Ferrets, like all pets, need to be well-cared for. Ferrets are social animals. In fact, a group of ferrets can be called a “business” and they have fun like no one’s business! It’s best to have at most two, and to spend lots time exercising and playing with them. If they are not trained properly, they can be quite irritable and may become a nuisance.
Ferrets are carnivores so a diet consisting of cat-food and tailored ferret food is a good choice. Older ferrets are more likely to reject food that they haven‚Äôt tried before. Therefore, give them as many options as you can in their first six month.
They are very active during the day, sleeping for as long as 18 hours a night and most active between dawn and dusk. Don’t worry if your ferret jumps around excitedly and bumps into objects – this is called a “war dance” behavior and is a way to express joy.
You can celebrate this day with your ferret by spending extra time with them. You can make your ferret’s curiosity and quick wits happy by setting up games and challenges, or even teaching them a new trick.
Even if your ferret is not yet a pet, it’s still a great day! There’s no reason to not celebrate National Ferret Day. Go to your local pet shop and say hello to ferrets! Even if your goal is not to adopt one, it’s still possible to have a cuddle with them and get up close and personal. You may be inspired to bring one or more pets into your home. You can also pet sit for someone you know, or through a website.

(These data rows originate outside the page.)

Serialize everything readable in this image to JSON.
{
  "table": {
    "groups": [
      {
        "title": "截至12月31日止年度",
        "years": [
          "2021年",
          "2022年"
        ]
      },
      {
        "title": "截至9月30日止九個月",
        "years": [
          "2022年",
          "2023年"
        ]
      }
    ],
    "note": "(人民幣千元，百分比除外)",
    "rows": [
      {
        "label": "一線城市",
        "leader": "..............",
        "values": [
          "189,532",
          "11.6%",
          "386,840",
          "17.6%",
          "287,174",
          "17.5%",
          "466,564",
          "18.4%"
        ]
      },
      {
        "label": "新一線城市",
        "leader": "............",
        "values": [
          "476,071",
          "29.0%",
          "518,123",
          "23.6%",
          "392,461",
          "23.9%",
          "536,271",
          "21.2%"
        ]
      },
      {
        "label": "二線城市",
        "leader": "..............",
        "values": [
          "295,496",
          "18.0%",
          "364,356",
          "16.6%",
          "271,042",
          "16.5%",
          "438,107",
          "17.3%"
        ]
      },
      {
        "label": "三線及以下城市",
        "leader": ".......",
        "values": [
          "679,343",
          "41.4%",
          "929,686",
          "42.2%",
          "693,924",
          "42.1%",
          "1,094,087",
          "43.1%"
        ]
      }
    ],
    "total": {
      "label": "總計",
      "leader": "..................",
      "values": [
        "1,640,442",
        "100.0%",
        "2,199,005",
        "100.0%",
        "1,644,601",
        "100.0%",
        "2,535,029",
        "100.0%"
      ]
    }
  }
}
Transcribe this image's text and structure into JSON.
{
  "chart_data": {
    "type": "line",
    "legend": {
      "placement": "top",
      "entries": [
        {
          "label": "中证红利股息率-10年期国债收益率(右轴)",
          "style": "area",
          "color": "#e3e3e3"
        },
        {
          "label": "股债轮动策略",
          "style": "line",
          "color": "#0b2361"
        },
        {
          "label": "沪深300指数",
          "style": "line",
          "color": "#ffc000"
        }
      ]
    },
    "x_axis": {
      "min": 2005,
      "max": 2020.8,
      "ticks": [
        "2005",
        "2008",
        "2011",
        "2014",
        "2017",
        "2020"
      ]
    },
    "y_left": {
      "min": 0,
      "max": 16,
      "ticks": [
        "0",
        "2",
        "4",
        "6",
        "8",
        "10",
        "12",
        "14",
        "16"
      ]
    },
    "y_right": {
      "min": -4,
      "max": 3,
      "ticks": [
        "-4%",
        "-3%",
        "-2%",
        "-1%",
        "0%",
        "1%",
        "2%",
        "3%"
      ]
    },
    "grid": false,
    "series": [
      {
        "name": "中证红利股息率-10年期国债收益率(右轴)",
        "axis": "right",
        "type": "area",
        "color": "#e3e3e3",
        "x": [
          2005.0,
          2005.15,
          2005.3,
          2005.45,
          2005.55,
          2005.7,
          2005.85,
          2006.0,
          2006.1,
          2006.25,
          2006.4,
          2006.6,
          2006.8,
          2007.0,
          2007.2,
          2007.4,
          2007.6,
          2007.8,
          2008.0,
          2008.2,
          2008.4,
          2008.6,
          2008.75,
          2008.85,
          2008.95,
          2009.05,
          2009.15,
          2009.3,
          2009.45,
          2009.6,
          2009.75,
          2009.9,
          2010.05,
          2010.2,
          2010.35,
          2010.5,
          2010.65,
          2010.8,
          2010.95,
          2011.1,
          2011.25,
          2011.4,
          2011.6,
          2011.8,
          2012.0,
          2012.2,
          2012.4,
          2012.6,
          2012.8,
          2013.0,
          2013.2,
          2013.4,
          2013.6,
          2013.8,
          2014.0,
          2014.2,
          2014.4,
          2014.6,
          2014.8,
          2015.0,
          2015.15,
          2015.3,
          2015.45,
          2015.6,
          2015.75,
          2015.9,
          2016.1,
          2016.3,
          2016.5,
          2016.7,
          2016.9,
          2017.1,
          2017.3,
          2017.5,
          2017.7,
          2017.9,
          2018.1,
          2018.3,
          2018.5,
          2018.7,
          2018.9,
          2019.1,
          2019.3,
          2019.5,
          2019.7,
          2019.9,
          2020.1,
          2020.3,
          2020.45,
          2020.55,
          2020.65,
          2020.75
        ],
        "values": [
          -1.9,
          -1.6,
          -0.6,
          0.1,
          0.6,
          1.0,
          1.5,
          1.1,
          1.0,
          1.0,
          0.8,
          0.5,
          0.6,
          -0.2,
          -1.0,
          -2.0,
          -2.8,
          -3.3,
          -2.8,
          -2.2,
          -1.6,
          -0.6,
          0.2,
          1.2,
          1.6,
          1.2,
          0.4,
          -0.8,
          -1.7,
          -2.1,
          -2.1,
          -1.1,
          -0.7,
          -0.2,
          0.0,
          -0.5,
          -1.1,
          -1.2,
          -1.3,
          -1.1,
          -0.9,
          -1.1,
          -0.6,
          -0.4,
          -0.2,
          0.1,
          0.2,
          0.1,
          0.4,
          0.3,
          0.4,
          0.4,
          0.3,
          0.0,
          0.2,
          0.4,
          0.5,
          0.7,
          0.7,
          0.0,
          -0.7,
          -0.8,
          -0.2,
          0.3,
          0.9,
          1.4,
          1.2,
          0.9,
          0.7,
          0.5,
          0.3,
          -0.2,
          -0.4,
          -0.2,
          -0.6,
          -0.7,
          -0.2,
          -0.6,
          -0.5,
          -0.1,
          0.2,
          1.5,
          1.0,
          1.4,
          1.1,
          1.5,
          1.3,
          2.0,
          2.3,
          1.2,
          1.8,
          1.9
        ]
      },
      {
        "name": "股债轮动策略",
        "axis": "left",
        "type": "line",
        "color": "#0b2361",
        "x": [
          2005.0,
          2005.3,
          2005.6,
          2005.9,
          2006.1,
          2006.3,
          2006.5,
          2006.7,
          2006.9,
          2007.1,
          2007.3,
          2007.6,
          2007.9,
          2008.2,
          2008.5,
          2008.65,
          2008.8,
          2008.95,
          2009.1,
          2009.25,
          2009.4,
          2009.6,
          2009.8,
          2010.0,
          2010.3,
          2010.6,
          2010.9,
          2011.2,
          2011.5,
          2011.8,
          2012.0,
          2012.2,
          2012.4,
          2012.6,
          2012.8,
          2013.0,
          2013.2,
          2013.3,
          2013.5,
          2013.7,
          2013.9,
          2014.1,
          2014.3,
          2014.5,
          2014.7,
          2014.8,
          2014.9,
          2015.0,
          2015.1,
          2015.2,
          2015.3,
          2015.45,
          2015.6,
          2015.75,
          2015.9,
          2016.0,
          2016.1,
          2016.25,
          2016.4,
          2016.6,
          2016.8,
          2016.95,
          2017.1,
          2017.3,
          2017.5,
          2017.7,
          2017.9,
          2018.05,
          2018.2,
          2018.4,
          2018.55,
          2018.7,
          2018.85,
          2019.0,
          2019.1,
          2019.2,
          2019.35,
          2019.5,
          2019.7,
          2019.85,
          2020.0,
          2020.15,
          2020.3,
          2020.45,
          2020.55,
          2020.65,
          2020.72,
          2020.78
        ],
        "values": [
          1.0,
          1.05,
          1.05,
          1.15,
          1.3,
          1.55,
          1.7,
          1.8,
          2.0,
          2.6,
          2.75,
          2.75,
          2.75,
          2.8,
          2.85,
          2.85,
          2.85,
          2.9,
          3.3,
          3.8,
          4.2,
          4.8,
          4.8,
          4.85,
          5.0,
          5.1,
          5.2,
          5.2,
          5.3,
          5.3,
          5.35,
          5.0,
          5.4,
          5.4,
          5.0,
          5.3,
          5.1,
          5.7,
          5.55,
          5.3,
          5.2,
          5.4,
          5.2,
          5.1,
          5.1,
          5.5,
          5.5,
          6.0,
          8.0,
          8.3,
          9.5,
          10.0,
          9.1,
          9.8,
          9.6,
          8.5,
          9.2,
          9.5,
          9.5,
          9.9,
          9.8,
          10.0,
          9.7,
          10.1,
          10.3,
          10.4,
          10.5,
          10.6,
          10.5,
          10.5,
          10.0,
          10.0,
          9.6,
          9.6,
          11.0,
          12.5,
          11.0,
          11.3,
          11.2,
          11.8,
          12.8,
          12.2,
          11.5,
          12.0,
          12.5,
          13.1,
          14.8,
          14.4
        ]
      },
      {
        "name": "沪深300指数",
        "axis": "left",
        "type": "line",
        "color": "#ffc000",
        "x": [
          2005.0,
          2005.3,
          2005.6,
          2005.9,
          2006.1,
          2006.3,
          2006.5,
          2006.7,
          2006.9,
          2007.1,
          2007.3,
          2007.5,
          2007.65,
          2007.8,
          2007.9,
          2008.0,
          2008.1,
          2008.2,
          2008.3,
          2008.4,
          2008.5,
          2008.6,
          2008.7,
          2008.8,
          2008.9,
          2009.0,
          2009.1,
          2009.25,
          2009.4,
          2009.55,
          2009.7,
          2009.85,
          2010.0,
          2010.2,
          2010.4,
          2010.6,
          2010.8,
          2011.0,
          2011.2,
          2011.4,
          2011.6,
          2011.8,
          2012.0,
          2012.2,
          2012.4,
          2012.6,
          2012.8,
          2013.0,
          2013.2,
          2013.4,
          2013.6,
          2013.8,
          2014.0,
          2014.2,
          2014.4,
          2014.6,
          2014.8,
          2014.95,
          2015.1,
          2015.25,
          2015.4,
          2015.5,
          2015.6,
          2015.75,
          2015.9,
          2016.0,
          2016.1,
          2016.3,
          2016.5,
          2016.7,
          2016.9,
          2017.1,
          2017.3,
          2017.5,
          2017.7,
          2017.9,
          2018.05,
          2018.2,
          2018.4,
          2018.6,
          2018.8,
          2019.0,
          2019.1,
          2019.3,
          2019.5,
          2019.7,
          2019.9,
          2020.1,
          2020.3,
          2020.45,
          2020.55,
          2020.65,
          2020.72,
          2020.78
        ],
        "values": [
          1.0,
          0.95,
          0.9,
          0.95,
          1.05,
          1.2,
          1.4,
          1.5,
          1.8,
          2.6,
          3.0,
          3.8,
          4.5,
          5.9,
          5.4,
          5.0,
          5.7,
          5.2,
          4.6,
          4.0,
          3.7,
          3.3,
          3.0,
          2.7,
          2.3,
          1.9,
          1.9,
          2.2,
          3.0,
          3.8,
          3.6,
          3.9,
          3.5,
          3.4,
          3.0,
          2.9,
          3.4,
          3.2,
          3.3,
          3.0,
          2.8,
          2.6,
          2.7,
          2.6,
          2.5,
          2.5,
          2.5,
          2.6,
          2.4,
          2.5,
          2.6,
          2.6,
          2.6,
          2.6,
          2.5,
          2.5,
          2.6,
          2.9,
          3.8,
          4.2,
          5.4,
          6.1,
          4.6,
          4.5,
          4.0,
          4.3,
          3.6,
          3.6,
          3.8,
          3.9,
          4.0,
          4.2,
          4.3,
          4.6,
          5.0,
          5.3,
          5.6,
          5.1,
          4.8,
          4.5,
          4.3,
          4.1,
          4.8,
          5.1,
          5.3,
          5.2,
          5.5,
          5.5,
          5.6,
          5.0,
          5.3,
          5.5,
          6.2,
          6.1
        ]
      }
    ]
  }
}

Volunteer your services to make furry friends.
If you are serious about saving these animals, consider supporting an animal shelter or welfare center that rescues abandoned and lost ferrets through donations or volunteer work. A charity like the World Wide Fund for Nature (WWF), which works to save the black-footed ferret, could be supported. These wild ferrets are native to North America and are now endangered by disease and habitat loss. However, dedicated conservation efforts have helped them to make a comeback.
There are so many ways you can celebrate National Ferret Day.